Yiğit (2)

4.2K 237 18
                                    

YİĞİT (2)

            Adamı korkutmak gibi bir niyeti yoktu ama şaka yapmadan da duramamıştı. Durumlarının ciddi olduğunun kendisinin de farkındaydı oysa. Neyse ki Poyraz bir şey dememişti, zaten karşısındakinin Yiğit olduğunu fark ettiğinde rahatladığı için şakayı da pek umursamamıştı.

            “Anlaşılan şimdiki hedefimiz belediye binasına girmek. Bak, kızı kilitli bir odada tutuyorlardır kesin. Önceden demiştim sana, ben anahtar sevmem, o yüzden her kapı önümde ne olursa olsun açılır.”

            Birinin sırtında gitarı, diğerinin ise katanası, düşünüyorlardı. Kapı açma yeteneklerine birebir şahit olmadığından Poyraz’ın şüphesine hak veriyordu, orada zor durumda kalabilme olasılıkları da vardı. Ama Yiğit bu konuda kendisine sonuna kadar güveniyordu. Poyraz’ı ikna etmesi gerekiyordu sadece.

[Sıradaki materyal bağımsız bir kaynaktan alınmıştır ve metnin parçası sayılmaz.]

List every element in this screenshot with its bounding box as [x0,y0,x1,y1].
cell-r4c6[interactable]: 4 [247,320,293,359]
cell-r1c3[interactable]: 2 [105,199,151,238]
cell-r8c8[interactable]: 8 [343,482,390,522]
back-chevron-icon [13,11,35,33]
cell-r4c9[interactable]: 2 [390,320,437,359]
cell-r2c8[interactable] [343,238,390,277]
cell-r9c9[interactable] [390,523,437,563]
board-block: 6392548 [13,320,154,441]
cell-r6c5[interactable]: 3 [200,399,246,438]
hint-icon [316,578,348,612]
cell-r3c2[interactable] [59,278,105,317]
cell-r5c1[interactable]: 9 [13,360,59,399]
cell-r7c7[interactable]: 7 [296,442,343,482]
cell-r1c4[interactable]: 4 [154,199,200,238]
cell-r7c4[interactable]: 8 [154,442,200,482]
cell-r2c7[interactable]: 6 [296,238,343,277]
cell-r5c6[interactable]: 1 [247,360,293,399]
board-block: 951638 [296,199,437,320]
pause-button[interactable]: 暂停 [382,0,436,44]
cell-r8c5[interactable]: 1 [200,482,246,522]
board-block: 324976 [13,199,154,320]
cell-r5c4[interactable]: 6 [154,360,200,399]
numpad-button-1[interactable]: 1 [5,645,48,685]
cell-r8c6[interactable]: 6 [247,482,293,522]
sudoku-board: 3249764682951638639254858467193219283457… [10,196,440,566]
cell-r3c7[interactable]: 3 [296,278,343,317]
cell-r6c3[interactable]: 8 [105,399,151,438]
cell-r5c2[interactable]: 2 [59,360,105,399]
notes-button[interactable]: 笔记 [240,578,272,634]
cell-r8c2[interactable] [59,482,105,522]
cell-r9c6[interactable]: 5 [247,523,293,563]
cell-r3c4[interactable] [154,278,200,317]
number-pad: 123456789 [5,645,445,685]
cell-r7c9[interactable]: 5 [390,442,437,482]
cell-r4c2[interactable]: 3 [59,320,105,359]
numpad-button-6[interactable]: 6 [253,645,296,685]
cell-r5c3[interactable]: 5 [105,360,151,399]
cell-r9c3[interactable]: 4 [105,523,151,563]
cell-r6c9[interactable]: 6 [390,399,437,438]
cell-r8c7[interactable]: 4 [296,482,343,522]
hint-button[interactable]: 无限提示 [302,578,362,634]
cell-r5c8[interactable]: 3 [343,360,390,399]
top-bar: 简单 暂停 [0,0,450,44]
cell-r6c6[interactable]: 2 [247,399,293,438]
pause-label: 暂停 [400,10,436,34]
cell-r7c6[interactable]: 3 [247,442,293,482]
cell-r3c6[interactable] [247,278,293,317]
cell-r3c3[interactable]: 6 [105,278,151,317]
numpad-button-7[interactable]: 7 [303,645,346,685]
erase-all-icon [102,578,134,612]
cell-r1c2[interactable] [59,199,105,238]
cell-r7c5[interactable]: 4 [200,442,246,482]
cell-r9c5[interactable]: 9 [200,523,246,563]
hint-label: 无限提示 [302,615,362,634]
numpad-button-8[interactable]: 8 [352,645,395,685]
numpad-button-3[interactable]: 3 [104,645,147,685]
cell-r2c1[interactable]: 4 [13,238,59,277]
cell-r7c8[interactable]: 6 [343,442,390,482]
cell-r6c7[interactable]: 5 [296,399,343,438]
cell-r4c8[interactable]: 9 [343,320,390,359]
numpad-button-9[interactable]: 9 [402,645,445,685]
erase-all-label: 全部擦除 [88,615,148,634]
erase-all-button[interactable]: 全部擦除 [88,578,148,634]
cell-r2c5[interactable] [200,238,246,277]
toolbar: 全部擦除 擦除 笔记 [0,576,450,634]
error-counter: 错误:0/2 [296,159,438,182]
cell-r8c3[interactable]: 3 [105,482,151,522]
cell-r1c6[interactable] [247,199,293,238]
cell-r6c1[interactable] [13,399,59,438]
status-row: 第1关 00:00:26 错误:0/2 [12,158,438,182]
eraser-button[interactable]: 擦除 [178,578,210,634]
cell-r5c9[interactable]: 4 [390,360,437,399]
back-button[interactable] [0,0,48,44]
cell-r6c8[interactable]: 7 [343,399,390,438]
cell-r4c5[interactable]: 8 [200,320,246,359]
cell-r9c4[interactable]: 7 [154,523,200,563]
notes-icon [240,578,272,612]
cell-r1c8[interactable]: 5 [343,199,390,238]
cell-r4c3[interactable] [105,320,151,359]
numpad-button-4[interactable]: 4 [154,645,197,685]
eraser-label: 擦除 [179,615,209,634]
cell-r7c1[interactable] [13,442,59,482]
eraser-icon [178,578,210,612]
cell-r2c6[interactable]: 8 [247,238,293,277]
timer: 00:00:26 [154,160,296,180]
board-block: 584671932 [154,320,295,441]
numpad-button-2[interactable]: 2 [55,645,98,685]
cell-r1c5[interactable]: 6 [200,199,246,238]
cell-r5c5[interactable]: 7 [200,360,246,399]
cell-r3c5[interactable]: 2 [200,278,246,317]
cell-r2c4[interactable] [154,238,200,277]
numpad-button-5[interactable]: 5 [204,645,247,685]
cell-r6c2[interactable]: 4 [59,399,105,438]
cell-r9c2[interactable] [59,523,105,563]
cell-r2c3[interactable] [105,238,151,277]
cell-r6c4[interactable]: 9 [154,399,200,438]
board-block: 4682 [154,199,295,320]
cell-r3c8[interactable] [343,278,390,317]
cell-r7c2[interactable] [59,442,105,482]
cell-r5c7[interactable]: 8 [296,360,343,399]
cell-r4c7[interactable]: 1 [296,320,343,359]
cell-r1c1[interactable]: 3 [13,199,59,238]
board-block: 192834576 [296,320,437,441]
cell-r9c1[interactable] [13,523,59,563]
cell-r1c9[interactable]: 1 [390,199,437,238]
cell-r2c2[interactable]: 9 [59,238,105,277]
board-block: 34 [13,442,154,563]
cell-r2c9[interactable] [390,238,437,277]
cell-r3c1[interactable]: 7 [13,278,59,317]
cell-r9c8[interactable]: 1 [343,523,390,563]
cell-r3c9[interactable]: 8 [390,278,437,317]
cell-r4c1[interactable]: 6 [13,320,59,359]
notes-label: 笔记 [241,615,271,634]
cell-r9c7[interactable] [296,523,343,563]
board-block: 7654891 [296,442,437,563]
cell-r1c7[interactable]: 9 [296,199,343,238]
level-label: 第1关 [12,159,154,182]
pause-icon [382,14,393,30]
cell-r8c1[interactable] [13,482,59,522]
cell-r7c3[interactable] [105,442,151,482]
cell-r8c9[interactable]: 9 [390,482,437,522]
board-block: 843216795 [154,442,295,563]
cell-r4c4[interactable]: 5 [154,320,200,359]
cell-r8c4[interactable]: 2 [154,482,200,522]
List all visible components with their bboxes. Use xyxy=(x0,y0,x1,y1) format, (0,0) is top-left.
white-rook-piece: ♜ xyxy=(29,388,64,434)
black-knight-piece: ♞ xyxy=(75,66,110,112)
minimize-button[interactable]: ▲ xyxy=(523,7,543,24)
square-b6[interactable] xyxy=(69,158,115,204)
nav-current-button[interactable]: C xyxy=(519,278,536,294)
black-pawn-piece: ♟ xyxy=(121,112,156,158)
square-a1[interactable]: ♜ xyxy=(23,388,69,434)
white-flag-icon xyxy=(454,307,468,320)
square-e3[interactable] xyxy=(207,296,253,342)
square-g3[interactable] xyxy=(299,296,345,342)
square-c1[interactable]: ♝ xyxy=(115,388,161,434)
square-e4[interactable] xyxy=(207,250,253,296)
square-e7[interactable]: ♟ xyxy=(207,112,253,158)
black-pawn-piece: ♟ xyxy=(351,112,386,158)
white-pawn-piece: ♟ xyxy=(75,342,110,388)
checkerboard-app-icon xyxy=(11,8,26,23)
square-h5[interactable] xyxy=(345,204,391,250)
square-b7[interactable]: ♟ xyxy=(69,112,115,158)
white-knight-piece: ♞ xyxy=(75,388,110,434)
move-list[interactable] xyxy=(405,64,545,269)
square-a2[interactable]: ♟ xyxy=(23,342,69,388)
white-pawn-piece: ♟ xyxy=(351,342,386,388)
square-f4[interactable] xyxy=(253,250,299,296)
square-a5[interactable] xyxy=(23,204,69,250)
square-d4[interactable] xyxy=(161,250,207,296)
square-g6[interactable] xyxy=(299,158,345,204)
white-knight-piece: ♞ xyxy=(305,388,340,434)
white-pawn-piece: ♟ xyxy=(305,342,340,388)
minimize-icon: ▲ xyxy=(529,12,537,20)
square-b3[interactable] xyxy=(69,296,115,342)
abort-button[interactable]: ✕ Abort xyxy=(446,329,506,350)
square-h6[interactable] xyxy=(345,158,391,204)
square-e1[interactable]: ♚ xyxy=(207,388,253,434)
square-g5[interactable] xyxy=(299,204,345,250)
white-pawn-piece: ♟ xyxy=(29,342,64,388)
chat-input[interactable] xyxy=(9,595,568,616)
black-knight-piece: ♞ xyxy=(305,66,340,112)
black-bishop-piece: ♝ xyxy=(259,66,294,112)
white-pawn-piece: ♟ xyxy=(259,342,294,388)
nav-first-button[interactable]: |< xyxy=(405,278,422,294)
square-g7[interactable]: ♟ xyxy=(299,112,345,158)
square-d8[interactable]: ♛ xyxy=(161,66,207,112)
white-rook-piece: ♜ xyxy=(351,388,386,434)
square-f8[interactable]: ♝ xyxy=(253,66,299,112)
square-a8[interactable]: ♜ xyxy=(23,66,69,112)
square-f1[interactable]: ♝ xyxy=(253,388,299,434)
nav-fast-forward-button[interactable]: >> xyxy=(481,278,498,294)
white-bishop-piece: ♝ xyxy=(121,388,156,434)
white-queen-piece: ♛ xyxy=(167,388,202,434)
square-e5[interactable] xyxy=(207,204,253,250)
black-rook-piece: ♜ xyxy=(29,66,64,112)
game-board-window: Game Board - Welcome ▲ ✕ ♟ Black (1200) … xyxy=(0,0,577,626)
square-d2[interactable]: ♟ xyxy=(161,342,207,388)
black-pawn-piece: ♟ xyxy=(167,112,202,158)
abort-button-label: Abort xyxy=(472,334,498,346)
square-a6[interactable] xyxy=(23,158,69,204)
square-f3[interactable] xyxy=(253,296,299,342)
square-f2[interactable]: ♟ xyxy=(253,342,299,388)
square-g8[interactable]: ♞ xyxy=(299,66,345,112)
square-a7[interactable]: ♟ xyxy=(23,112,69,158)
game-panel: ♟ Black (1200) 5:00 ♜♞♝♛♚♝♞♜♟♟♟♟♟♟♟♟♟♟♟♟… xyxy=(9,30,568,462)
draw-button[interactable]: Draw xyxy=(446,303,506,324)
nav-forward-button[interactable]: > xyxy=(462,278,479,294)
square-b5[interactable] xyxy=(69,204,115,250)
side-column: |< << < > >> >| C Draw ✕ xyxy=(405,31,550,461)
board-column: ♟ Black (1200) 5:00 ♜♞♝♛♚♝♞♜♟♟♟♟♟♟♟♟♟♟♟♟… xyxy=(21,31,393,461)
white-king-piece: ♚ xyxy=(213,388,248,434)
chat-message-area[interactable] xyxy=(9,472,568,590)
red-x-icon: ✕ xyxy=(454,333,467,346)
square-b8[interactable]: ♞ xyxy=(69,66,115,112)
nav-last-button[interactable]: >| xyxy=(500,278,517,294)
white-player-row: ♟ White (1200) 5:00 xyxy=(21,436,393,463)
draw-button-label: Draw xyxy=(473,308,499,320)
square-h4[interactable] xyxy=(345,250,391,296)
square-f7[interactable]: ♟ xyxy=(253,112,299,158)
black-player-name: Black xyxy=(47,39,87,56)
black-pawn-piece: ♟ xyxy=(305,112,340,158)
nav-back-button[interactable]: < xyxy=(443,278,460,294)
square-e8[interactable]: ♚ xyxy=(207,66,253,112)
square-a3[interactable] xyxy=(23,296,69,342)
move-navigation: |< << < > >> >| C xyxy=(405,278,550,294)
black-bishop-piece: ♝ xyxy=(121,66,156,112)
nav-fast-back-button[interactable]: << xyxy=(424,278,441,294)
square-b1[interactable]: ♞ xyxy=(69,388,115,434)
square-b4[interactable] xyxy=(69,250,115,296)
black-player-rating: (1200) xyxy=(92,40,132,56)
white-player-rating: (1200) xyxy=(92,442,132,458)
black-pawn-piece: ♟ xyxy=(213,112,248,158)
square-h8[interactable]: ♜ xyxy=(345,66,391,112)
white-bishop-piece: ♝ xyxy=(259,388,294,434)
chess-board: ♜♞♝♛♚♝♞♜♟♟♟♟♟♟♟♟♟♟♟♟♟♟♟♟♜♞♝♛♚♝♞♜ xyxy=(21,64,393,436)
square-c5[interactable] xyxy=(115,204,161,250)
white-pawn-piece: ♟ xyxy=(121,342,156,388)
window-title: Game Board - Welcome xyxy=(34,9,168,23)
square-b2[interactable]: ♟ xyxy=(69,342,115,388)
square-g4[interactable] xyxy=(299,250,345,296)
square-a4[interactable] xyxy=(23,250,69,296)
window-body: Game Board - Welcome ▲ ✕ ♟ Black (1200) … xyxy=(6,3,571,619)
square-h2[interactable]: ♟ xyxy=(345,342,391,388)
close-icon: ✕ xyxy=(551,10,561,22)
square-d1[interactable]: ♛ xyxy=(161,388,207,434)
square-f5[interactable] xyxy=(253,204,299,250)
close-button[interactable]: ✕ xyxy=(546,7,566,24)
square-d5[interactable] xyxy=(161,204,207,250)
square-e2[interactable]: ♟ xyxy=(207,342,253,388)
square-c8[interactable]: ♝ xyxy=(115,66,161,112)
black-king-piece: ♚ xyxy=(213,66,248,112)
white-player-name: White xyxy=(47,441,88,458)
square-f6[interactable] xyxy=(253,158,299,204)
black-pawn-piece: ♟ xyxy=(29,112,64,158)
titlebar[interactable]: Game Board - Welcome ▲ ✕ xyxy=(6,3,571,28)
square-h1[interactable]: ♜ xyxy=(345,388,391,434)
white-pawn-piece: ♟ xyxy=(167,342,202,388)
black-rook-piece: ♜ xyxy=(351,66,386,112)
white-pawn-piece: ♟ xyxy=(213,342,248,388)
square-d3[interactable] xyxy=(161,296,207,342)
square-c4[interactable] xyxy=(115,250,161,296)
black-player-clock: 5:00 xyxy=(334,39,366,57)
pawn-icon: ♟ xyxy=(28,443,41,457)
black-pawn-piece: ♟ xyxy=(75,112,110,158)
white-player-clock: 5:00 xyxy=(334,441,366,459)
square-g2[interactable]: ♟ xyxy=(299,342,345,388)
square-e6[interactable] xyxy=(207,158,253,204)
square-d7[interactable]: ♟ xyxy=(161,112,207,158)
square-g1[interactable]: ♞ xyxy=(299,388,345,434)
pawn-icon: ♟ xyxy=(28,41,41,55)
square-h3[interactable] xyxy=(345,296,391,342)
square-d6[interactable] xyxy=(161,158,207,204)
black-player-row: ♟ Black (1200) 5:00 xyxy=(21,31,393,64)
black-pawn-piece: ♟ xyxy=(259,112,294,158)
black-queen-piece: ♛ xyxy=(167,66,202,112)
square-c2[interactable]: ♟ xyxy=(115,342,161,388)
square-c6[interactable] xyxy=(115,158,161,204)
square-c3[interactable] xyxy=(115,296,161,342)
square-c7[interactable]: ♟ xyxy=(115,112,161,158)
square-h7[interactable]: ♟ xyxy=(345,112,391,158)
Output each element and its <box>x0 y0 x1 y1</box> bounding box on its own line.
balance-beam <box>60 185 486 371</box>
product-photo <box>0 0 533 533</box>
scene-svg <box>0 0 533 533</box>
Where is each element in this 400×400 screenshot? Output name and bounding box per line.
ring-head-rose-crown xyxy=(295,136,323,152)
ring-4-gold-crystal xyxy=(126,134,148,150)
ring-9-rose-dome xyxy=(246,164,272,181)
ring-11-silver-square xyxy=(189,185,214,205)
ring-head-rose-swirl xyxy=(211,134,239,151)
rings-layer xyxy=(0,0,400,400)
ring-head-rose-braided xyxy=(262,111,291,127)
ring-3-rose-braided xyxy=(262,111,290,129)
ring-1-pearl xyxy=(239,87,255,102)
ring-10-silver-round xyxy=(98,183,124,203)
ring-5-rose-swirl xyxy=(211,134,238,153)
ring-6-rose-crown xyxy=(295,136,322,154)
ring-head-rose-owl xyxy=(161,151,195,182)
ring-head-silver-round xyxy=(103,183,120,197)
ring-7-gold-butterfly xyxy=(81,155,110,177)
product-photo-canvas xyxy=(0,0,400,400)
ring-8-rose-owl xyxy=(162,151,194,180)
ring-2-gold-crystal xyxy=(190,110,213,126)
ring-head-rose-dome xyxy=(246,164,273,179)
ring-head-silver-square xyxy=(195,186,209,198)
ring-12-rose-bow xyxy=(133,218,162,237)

            “İkimiz de çatıya çıkabiliriz. Biraz Noel Baba usulü olacak ama bacaların birinden giriş yapmamız zor olmayacaktır. Üst kattaki odalardan birinde tutuyorlardır zaten kızı. Ben kilitleri açıp kahramanlık destanımı yazarken sen de gelen giden var mı diye gözcülük yaparsın. Ben saklanma taraftarıyım gelen birisi olduğunda ama katliam yapma gibi bir planın varsa önceden bilmeyi tercih ederim.”

            Poyraz güven veren bir ses tonuyla: “Kimsenin canını yakmak istemiyorum, inan bana,” diye belirtti.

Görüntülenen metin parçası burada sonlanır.